Además de las 13 personas fallecidas y las diez denuncias por desaparición, el balance incluye ocho heridos. Cuatro de ellos permanecen hospitalizados en estado grave en centros médicos de Sevilla.
Las autoridades aclararon que una denuncia por desaparición no significa necesariamente que la persona haya muerto, ya que algunos afectados podrían encontrarse fuera de la zona, permanecer incomunicados o no haber podido contactar con sus familiares.
Concluyen las batidas sin localizar nuevas víctimas
La Guardia Civil dio por finalizados los rastreos realizados en el terreno calcinado sin encontrar nuevos cuerpos. En las labores participaron equipos especializados que recorrieron las áreas más afectadas para descartar la presencia de más víctimas.

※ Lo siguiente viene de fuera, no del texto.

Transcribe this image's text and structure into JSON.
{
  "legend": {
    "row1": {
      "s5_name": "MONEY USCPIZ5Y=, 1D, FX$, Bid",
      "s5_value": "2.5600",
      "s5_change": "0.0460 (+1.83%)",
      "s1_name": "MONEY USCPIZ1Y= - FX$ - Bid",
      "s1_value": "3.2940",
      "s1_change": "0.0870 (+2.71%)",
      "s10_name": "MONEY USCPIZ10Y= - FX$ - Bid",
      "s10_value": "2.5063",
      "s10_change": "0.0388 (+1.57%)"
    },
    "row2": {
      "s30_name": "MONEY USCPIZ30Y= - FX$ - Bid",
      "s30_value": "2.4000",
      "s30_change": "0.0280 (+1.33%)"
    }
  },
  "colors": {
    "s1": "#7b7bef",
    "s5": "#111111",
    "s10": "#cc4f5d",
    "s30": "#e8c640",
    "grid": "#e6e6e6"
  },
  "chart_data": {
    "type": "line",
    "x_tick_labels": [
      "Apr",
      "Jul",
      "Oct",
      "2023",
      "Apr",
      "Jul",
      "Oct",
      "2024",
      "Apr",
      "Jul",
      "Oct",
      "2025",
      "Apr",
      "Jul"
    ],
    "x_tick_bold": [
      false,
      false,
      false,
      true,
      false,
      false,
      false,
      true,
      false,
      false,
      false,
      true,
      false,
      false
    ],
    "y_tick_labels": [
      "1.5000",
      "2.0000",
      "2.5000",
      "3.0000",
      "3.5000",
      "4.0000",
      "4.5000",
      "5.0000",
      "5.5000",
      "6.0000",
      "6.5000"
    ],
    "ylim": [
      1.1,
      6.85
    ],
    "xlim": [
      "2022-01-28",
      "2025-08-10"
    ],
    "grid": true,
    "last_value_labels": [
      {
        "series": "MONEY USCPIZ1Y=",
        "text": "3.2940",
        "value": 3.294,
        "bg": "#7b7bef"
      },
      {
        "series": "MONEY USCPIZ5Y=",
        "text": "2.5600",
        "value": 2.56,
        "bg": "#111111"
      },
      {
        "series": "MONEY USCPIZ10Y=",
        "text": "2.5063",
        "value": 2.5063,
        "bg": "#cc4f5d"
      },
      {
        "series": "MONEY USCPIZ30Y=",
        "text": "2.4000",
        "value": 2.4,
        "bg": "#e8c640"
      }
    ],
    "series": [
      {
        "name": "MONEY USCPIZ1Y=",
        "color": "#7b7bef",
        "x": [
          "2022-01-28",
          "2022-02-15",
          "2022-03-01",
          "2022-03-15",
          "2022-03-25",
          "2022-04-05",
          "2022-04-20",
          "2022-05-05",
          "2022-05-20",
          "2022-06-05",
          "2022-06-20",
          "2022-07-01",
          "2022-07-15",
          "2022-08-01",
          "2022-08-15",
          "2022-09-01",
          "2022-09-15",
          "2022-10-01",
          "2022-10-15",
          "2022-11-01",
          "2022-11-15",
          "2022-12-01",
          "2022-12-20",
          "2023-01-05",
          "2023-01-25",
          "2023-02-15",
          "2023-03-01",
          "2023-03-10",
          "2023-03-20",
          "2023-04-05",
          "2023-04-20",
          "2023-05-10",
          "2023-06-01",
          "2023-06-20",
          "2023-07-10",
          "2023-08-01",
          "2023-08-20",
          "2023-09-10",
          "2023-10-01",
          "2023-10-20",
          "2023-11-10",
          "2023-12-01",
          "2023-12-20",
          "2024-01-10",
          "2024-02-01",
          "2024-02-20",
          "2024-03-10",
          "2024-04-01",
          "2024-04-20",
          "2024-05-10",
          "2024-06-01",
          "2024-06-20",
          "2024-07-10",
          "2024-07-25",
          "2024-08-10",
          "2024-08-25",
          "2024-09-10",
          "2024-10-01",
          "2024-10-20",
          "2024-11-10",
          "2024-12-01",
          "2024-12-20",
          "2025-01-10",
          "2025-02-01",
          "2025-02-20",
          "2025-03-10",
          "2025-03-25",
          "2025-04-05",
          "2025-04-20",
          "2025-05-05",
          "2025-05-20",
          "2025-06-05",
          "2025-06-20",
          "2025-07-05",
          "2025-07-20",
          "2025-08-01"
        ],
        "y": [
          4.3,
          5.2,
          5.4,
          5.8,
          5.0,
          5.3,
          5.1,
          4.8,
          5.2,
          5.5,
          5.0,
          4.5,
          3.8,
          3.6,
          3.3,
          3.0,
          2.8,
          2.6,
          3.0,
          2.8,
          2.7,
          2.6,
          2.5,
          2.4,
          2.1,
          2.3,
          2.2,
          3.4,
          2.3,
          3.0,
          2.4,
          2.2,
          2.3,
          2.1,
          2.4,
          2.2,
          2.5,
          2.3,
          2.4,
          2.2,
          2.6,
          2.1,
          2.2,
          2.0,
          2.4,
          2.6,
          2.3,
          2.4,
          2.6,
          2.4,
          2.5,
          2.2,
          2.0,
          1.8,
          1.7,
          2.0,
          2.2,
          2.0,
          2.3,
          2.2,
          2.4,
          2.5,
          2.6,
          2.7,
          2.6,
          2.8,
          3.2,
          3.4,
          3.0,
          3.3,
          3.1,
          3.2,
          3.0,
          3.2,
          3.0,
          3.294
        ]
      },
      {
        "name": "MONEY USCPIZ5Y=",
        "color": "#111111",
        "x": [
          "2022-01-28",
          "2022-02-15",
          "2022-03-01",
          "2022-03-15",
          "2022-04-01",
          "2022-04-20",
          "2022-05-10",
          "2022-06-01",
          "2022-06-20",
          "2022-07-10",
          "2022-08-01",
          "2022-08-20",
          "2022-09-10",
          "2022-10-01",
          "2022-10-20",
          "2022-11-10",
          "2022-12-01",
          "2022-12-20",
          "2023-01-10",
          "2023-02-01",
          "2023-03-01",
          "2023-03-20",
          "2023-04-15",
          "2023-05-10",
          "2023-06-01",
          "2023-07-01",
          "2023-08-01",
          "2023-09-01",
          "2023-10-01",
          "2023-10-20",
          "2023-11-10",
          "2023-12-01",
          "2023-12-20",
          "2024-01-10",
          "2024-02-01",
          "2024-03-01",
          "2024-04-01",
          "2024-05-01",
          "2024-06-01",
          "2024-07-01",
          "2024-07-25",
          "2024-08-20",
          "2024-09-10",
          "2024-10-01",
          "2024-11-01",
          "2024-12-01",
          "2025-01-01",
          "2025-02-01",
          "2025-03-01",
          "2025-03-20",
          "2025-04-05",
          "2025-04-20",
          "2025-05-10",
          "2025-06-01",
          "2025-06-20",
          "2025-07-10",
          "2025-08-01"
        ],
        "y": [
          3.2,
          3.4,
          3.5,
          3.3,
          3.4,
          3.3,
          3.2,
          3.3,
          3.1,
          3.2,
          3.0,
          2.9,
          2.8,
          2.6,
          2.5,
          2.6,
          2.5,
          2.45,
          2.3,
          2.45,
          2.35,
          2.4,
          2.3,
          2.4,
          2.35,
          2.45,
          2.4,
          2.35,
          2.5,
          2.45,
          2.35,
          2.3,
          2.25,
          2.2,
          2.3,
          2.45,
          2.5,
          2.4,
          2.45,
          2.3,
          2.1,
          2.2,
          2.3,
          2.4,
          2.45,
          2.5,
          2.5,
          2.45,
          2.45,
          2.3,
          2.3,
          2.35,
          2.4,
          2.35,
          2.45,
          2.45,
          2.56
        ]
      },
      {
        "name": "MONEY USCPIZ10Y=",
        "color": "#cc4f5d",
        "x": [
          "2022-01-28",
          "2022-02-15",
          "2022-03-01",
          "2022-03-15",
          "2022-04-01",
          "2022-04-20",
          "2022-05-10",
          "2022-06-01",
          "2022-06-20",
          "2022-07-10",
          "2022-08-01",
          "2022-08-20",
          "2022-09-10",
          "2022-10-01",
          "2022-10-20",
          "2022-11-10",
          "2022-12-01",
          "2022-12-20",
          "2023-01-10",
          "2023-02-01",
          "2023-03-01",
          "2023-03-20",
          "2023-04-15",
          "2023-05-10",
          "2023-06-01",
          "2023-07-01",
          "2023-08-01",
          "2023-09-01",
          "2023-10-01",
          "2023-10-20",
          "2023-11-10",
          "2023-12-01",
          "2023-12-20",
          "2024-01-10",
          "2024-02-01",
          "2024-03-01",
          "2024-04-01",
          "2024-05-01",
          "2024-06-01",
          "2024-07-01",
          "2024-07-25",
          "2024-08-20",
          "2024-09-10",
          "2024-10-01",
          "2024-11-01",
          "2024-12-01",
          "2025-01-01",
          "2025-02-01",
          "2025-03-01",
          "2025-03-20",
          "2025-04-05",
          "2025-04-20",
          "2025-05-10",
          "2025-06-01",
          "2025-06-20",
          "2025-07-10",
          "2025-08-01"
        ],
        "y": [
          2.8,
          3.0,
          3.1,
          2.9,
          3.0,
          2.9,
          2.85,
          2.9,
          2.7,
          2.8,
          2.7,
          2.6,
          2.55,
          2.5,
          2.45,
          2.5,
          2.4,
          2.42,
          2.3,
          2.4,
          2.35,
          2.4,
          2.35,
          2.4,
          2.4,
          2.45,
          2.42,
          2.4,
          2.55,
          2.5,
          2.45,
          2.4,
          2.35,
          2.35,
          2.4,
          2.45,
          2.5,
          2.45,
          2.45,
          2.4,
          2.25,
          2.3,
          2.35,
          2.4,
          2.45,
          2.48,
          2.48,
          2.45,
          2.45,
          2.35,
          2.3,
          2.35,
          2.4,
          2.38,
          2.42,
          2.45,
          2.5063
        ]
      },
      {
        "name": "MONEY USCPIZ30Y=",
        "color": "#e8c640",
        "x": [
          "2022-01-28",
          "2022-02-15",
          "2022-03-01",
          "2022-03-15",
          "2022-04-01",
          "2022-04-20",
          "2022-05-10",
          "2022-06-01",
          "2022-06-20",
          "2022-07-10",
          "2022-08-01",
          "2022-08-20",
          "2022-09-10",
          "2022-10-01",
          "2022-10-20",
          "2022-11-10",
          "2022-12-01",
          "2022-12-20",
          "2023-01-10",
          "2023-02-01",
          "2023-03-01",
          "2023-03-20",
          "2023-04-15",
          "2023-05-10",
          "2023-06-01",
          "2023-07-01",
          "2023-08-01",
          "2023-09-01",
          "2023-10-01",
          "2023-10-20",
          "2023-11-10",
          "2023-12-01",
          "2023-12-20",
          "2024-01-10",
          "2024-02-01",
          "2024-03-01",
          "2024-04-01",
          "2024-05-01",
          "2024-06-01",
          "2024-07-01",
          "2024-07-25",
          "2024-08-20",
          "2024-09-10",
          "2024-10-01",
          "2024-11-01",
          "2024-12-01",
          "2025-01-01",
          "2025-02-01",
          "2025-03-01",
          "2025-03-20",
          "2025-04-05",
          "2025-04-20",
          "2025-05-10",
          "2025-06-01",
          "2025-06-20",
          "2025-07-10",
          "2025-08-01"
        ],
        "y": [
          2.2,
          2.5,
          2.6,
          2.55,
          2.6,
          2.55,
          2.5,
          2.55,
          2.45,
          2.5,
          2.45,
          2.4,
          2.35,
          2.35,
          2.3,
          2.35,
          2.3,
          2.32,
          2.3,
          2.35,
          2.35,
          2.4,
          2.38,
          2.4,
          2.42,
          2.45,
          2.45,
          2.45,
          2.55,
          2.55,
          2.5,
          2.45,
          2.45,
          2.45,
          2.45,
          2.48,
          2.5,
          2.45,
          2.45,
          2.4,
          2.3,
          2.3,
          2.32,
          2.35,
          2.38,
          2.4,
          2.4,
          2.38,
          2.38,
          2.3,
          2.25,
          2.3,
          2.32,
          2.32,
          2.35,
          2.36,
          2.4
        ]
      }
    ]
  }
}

Mientras avanza la investigación y la identificación de los fallecidos, comenzó la recuperación gradual de la movilidad en la zona. La carretera AL-6109 fue reabierta, aunque el acceso al municipio de Bédar continúa restringido y únicamente se permite el ingreso de familiares de los residentes.
El incendio permanece bajo vigilancia para evitar posibles reactivaciones, mientras las autoridades continúan investigando sus causas y mantienen abiertas las diligencias relacionadas con las personas que siguen sin ser localizadas.